Good and Real: Demystifying Paradoxes from Physics to Ethics, 2006 (; backlinks; similar):
In Good and Real, a tour-de-force of metaphysical naturalism, computer scientist Gary Drescher examines a series of provocative paradoxes about consciousness, choice, ethics, quantum mechanics, and other topics, in an effort to reconcile a purely mechanical view of the universe with key aspects of our subjective impressions of our own existence.
Many scientists suspect that the universe can ultimately be described by a simple (perhaps even deterministic) formalism; all that is real unfolds mechanically according to that formalism. But how, then, is it possible for us to be conscious, or to make genuine choices? And how can there be an ethical dimension to such choices? Drescher sketches computational models of consciousness, choice, and subjunctive reasoning—what would happen if this or that were to occur?—to show how such phenomena are compatible with a mechanical, even deterministic universe.
Analyses of Newcomb’s Problem (a paradox about choice) and the Prisoner’s Dilemma (a paradox about self-interest vs altruism, arguably reducible to Newcomb’s Problem) help bring the problems and proposed solutions into focus. Regarding quantum mechanics, Drescher builds on Everett’s relative-state formulation—but presenting a simplified formalism, accessible to laypersons—to argue that, contrary to some popular impressions, quantum mechanics is compatible with an objective, deterministic physical reality, and that there is no special connection between quantum phenomena and consciousness.
In each of several disparate but intertwined topics ranging from physics to ethics, Drescher argues that a missing technical linchpin can make the quest for objectivity seem impossible, until the elusive technical fix is at hand.:
Chapter 2 explores how inanimate, mechanical matter could be conscious, just by virtue of being organized to perform the right kind of computation.

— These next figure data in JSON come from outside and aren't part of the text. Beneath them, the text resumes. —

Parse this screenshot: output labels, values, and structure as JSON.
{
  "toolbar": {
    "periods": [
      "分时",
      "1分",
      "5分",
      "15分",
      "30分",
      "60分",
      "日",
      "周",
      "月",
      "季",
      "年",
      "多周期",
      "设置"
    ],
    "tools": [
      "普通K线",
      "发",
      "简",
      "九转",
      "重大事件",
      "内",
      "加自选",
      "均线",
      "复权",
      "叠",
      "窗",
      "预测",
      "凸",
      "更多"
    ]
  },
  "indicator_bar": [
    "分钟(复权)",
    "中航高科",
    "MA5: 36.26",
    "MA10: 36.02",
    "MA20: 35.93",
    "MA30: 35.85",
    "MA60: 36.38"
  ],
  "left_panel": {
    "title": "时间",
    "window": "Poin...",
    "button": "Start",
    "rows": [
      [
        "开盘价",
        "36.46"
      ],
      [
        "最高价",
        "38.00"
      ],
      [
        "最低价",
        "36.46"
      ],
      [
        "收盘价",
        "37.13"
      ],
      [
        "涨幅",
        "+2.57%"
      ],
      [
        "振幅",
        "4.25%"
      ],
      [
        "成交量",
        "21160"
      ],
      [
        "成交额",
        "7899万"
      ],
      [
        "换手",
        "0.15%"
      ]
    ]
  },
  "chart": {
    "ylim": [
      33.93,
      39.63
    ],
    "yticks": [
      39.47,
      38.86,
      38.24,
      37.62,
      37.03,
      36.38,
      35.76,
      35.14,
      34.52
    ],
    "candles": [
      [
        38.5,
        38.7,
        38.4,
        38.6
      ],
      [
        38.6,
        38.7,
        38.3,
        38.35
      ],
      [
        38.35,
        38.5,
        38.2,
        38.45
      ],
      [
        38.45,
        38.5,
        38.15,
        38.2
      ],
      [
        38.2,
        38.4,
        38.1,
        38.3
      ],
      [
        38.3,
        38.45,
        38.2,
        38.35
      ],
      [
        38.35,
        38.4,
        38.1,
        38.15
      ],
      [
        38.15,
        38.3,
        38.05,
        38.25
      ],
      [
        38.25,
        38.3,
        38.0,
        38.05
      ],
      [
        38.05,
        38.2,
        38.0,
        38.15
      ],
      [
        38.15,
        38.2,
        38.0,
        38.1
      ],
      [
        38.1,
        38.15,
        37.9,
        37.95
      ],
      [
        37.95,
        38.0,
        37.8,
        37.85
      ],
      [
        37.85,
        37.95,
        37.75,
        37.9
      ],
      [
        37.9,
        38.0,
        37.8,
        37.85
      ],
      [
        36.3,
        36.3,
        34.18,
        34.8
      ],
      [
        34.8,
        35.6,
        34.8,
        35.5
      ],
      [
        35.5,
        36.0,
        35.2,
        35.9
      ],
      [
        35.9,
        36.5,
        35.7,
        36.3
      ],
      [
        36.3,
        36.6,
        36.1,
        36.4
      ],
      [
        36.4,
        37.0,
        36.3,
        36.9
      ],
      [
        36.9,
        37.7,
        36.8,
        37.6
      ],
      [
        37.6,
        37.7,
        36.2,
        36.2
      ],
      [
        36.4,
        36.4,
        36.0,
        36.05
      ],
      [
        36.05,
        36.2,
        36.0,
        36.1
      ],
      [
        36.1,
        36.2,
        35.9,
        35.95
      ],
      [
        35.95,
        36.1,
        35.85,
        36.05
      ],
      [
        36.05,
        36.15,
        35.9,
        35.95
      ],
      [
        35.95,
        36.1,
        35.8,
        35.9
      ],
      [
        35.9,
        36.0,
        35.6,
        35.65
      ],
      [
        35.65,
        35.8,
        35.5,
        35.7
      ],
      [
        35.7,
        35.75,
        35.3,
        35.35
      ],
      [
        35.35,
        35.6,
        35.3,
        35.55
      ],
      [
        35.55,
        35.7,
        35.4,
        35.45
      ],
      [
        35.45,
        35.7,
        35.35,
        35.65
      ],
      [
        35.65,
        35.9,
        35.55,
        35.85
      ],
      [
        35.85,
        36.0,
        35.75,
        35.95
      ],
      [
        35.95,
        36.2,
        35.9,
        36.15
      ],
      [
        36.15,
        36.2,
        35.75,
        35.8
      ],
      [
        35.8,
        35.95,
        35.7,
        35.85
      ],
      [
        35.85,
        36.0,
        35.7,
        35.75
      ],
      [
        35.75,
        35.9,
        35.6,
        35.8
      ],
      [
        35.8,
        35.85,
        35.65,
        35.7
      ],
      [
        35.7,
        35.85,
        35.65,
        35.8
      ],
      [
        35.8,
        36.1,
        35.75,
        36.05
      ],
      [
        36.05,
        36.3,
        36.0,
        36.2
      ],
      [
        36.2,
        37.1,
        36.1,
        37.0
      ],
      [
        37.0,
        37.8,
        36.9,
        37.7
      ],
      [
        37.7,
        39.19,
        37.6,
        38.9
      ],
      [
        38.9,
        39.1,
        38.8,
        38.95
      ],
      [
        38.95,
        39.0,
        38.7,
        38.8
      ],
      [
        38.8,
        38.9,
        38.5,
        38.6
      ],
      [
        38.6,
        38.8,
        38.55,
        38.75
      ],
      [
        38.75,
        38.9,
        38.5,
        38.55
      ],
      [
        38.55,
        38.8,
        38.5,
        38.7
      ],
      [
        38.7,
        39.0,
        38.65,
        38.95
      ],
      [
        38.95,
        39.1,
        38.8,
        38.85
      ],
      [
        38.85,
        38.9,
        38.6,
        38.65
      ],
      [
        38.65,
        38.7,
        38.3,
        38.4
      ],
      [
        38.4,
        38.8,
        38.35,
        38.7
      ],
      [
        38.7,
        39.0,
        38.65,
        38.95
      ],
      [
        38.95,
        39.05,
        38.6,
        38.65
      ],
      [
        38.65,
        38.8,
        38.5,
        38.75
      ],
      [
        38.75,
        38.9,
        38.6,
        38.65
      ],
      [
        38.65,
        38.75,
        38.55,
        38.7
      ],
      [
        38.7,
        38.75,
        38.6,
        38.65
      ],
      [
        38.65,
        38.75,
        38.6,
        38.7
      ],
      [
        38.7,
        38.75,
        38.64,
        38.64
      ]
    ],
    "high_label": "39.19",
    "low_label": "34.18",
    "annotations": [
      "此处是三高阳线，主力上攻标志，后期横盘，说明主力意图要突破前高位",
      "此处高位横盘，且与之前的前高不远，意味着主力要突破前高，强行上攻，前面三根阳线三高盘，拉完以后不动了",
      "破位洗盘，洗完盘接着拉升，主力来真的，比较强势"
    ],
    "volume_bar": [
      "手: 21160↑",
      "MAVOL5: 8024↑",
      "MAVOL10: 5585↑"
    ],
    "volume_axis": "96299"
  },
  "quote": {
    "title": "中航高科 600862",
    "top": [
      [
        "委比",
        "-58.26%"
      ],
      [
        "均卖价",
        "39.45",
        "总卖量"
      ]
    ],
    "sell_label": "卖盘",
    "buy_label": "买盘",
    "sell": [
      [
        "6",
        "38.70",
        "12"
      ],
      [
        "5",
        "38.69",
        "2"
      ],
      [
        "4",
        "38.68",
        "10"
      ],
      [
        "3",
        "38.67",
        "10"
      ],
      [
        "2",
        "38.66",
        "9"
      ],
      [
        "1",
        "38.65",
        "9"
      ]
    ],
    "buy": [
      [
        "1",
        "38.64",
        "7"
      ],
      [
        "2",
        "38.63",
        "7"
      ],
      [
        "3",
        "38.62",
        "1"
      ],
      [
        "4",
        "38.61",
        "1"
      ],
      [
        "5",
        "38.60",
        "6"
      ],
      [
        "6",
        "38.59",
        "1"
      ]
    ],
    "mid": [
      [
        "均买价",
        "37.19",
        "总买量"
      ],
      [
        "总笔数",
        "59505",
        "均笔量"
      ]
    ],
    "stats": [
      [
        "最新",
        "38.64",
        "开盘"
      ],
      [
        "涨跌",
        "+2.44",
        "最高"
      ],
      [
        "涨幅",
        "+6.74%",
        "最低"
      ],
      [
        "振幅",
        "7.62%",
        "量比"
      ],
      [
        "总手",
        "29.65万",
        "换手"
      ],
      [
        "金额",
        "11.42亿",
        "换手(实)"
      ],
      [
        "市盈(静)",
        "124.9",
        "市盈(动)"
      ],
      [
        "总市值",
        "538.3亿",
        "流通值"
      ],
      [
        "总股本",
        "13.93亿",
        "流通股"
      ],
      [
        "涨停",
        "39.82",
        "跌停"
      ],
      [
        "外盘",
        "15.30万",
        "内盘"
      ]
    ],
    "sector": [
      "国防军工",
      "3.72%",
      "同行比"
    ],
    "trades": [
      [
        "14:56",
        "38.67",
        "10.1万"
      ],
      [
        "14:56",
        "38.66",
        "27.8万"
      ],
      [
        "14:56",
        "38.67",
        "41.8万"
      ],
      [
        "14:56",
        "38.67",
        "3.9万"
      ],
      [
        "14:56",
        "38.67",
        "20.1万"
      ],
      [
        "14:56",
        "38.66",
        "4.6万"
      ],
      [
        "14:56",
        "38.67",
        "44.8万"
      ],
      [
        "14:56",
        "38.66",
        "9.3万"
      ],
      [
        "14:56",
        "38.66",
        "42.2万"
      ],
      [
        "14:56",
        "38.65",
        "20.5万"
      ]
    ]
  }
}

Chapter 3 explains why conscious beings would experience an apparent inexorable forward flow of time, even in a universe who physical principles are time-symmetric and have no such flow, with everything sitting statically in spacetime.
Chapter 4, following [Hugh] Everett, looks closely at the paradoxes of quantum mechanics, showing how some theorists came to conclude—mistakenly, I argue—that consciousness is part of the story of quantum phenomena, or vice versa. Chapter 4 also shows how quantum phenomena are consistent with determinism (even though so-called hidden-variable theories of quantum determinism are provably wrong).
Chapter 5 examines in detail how it can be that we make genuine choices in in a mechanical, deterministic universe.
Chapter 6 analyzes Newcomb’s Problem, a startling paradox that elicits some counterintuitive conclusions about choice and causality.
Chapter 7 considers how our choices can have a moral component—that is, how even a mechanical, deterministic universe can provide a basis for distinguishing right from wrong.
Chapter 8 wraps up the presentation and touches briefly on some concluding metaphysical questions.